A recent study [18] leveraging data from the Swedish registries found that among individuals with ADHD (N = 145 490, 2.25% of the total cohort), 7.5% had a diagnosis of a sleep disorder diagnosis, and 47.5% had been prescribed a pharmacological treatment for sleep.

While the association between ADHD and sleep disorders is well established and supported by meta-analytic evidence, the body of research on the management of sleep disorders in individuals with ADHD is more limited, albeit growing.

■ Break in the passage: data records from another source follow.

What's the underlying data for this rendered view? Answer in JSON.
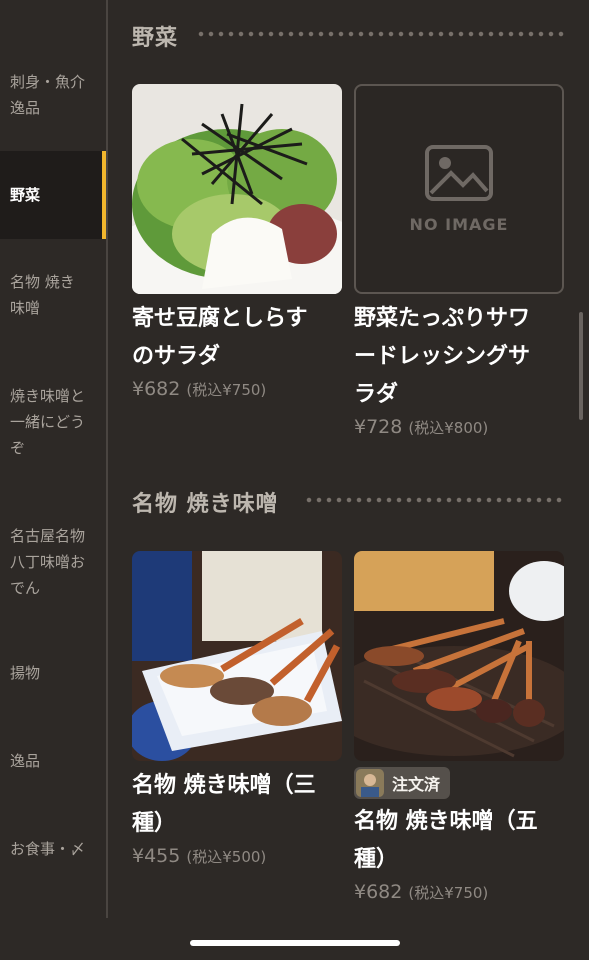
{
  "sidebar": {
    "items": [
      {
        "label_lines": [
          "刺身・魚介",
          "逸品"
        ],
        "active": false
      },
      {
        "label_lines": [
          "野菜"
        ],
        "active": true
      },
      {
        "label_lines": [
          "名物 焼き",
          "味噌"
        ],
        "active": false
      },
      {
        "label_lines": [
          "焼き味噌と",
          "一緒にどう",
          "ぞ"
        ],
        "active": false
      },
      {
        "label_lines": [
          "名古屋名物",
          "八丁味噌お",
          "でん"
        ],
        "active": false
      },
      {
        "label_lines": [
          "揚物"
        ],
        "active": false
      },
      {
        "label_lines": [
          "逸品"
        ],
        "active": false
      },
      {
        "label_lines": [
          "お食事・〆"
        ],
        "active": false
      }
    ]
  },
  "sections": [
    {
      "title": "野菜",
      "items": [
        {
          "name_lines": [
            "寄せ豆腐としらす",
            "のサラダ"
          ],
          "price": "¥682",
          "tax": "(税込¥750)",
          "image": "tofu-salad"
        },
        {
          "name_lines": [
            "野菜たっぷりサワ",
            "ードレッシングサ",
            "ラダ"
          ],
          "price": "¥728",
          "tax": "(税込¥800)",
          "image": "no-image",
          "no_image_text": "NO IMAGE"
        }
      ]
    },
    {
      "title": "名物 焼き味噌",
      "items": [
        {
          "name_lines": [
            "名物 焼き味噌（三",
            "種）"
          ],
          "price": "¥455",
          "tax": "(税込¥500)",
          "image": "miso-three"
        },
        {
          "name_lines": [
            "名物 焼き味噌（五",
            "種）"
          ],
          "price": "¥682",
          "tax": "(税込¥750)",
          "image": "miso-five",
          "badge": "注文済"
        }
      ]
    }
  ],
  "colors": {
    "accent": "#f2b62d",
    "background": "#2d2926",
    "sidebar_active": "#1f1c1a"
  }
}
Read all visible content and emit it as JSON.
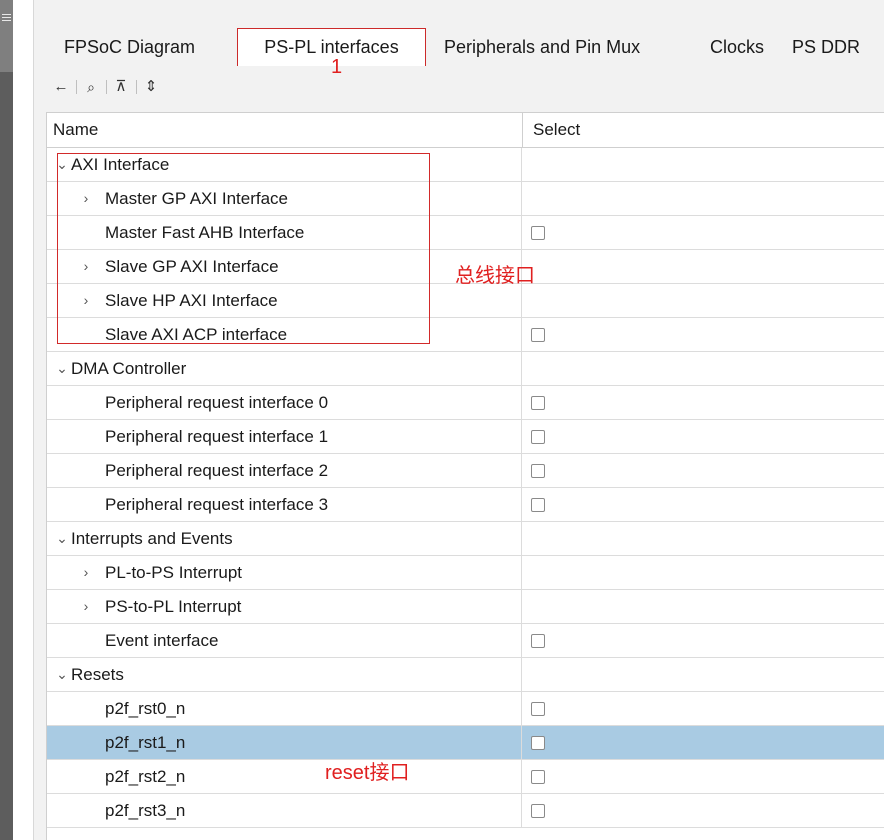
{
  "tabs": [
    {
      "label": "FPSoC Diagram",
      "active": false
    },
    {
      "label": "PS-PL interfaces",
      "active": true
    },
    {
      "label": "Peripherals and Pin Mux",
      "active": false
    },
    {
      "label": "Clocks",
      "active": false
    },
    {
      "label": "PS DDR",
      "active": false
    }
  ],
  "toolbar": {
    "back_icon": "←",
    "search_icon": "⌕",
    "collapse_icon": "⊼",
    "expand_icon": "⇕"
  },
  "table": {
    "columns": [
      "Name",
      "Select"
    ],
    "rows": [
      {
        "label": "AXI Interface",
        "level": 0,
        "toggle": "⌄",
        "checkbox": false,
        "selected": false
      },
      {
        "label": "Master GP AXI Interface",
        "level": 1,
        "toggle": "›",
        "checkbox": false,
        "selected": false
      },
      {
        "label": "Master Fast AHB Interface",
        "level": 1,
        "toggle": "",
        "checkbox": true,
        "selected": false
      },
      {
        "label": "Slave GP AXI Interface",
        "level": 1,
        "toggle": "›",
        "checkbox": false,
        "selected": false
      },
      {
        "label": "Slave HP AXI Interface",
        "level": 1,
        "toggle": "›",
        "checkbox": false,
        "selected": false
      },
      {
        "label": "Slave AXI ACP interface",
        "level": 1,
        "toggle": "",
        "checkbox": true,
        "selected": false
      },
      {
        "label": "DMA Controller",
        "level": 0,
        "toggle": "⌄",
        "checkbox": false,
        "selected": false
      },
      {
        "label": "Peripheral request interface 0",
        "level": 1,
        "toggle": "",
        "checkbox": true,
        "selected": false
      },
      {
        "label": "Peripheral request interface 1",
        "level": 1,
        "toggle": "",
        "checkbox": true,
        "selected": false
      },
      {
        "label": "Peripheral request interface 2",
        "level": 1,
        "toggle": "",
        "checkbox": true,
        "selected": false
      },
      {
        "label": "Peripheral request interface 3",
        "level": 1,
        "toggle": "",
        "checkbox": true,
        "selected": false
      },
      {
        "label": "Interrupts and Events",
        "level": 0,
        "toggle": "⌄",
        "checkbox": false,
        "selected": false
      },
      {
        "label": "PL-to-PS Interrupt",
        "level": 1,
        "toggle": "›",
        "checkbox": false,
        "selected": false
      },
      {
        "label": "PS-to-PL Interrupt",
        "level": 1,
        "toggle": "›",
        "checkbox": false,
        "selected": false
      },
      {
        "label": "Event interface",
        "level": 1,
        "toggle": "",
        "checkbox": true,
        "selected": false
      },
      {
        "label": "Resets",
        "level": 0,
        "toggle": "⌄",
        "checkbox": false,
        "selected": false
      },
      {
        "label": "p2f_rst0_n",
        "level": 1,
        "toggle": "",
        "checkbox": true,
        "selected": false
      },
      {
        "label": "p2f_rst1_n",
        "level": 1,
        "toggle": "",
        "checkbox": true,
        "selected": true
      },
      {
        "label": "p2f_rst2_n",
        "level": 1,
        "toggle": "",
        "checkbox": true,
        "selected": false
      },
      {
        "label": "p2f_rst3_n",
        "level": 1,
        "toggle": "",
        "checkbox": true,
        "selected": false
      }
    ]
  },
  "annotations": {
    "tab_marker": "1",
    "bus_interface": "总线接口",
    "reset_interface": "reset接口"
  },
  "colors": {
    "annotation_red": "#e02020",
    "selected_row": "#a9cbe3"
  }
}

In 2013, a group of North American experts in ADHD and sleep published a guidance paper [19] proving recommendations for the management of sleep disorders in children and adolescents with ADHD. The recommendations were based on a total of 139 original articles on sleep and childhood ADHD, including 22 on treatment of sleep disturbances. However, at the time, the number of randomized controlled trials (RCTs) was limited: two RCTs [20,21] of melatonin for sleep onset delay and one RCT [22] of L-Dopa for restless legs syndrome (RLS). Two ongoing RCTs [23,24] of behavioral intervention were also identified. Based on this body of evidence and on clinical expertise, the group concluded that 1) behavioral interventions should be considered as first-line treatment of insomnia, although further evidence from randomized controlled trials (RCTs) was needed to prove their efficacy in ADHD; 2) in terms of pharmacological treatments, RCTs support the use of melatonin to reduce sleep-onset delay, whereas there was more limited evidence for other medications.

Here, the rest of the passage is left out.